Sophistication and glamour mark the Golden Age of Hollywood

The Golden Age of Hollywood was a time period that lasted roughly from the 1920s until the early 1960s. Most movies were black and white. This is obviously an elegant look.

It was an era when men wore suits and ties, even on their days off. Film Noir was new and actors spoke in cool and hushed tones. And if a lady asked you to light her cigarette, you better produce a Zippo, my friend.

Many modern movies try their hardest to recreate this time period in look and feel. It’s as if people long for the days gone by.

There was a Golden Age of Radio and a Golden Age of Television as well. Even Golden Ages of Greece and Rome.

The Acropolis still remains as a testament of the Golden Age of Greece

What do all of these favorable and shining eras have in common? Yep, they’re all gone. In the past. No more. Kaput.

Futurists may not care too much about that. Don’t futurists all believe the Golden Age is yet to come?

Well, maybe.

There is even a medical term for this.

Golden Age Syndrome is when you believe the best times of the world are anytime but now. When you think the good times are all gone, or yet to come.

There are two theories on why we have memories. Some say memory is only a device used to remember our lives perfectly, every moment, every comment and place we’ve been.

Others believe the true purpose of memory is so we can better envision and imagine tomorrow.

Only one problem: This leaves many of us dreaming of other times, but it leaves us unaware of the current world. The here and now. Being present, like the Buddha taught.

Perhaps we just need a new Golden Age.
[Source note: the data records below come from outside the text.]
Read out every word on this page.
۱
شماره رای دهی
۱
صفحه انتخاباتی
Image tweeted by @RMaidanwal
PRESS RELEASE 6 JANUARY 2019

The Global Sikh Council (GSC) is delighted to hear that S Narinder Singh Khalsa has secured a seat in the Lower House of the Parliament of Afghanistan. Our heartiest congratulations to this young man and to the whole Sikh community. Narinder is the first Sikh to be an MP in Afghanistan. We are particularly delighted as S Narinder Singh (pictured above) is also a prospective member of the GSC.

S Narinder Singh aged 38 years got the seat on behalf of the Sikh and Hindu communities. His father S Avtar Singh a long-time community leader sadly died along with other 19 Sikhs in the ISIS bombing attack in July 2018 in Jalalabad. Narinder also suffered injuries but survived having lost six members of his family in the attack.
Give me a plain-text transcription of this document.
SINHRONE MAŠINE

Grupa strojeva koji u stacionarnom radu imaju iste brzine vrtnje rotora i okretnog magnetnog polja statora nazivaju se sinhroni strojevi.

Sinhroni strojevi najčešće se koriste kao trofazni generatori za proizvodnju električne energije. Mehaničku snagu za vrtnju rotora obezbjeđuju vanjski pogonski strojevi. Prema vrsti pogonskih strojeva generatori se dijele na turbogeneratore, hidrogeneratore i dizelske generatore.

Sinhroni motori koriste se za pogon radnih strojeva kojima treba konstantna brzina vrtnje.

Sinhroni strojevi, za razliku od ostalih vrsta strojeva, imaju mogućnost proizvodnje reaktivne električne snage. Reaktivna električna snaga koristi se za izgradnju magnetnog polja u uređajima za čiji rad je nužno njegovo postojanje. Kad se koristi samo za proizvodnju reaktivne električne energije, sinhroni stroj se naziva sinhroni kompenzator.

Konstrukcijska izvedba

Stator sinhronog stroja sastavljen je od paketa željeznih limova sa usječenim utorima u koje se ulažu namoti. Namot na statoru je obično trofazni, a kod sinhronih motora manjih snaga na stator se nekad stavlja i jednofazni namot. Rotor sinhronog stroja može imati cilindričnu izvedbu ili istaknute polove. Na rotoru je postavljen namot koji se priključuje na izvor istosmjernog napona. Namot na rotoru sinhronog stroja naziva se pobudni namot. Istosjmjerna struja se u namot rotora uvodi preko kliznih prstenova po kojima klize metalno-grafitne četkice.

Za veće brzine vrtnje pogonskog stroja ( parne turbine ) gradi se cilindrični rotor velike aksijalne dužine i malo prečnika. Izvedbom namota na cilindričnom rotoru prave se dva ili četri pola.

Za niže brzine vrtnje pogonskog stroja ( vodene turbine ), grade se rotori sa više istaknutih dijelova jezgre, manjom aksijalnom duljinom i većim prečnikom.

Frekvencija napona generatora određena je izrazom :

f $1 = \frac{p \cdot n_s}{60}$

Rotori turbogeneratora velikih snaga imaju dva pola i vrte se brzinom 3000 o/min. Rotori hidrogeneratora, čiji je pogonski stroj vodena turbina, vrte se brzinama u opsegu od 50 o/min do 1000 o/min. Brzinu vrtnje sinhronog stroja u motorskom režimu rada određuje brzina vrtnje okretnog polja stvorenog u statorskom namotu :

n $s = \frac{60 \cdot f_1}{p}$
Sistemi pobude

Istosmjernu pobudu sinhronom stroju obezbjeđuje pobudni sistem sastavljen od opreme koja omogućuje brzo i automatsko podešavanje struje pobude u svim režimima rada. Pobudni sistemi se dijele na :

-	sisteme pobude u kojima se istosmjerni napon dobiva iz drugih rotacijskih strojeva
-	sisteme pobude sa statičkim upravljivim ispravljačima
I’ll take the burden upon myself to name it.

I’m declaring the present “The Golden Age of Idea Sharing.” Never before has it been so easy to give an idea to the world.

In the past, the fastest way to communicate a message was by ship or boat, a camel or horse, carrier pigeon, sometimes by foot, or a combination of all of these. There was a time when no one in the world possessed enough wealth and power to take a message from Greece to South America. Now, the power is virtually free and instantaneous.

My fellow human, since you and I live in a golden age, we should make the most of it. Every golden age needs its Socrates or Heddy Lamarr. I’m certain they are out there somewhere.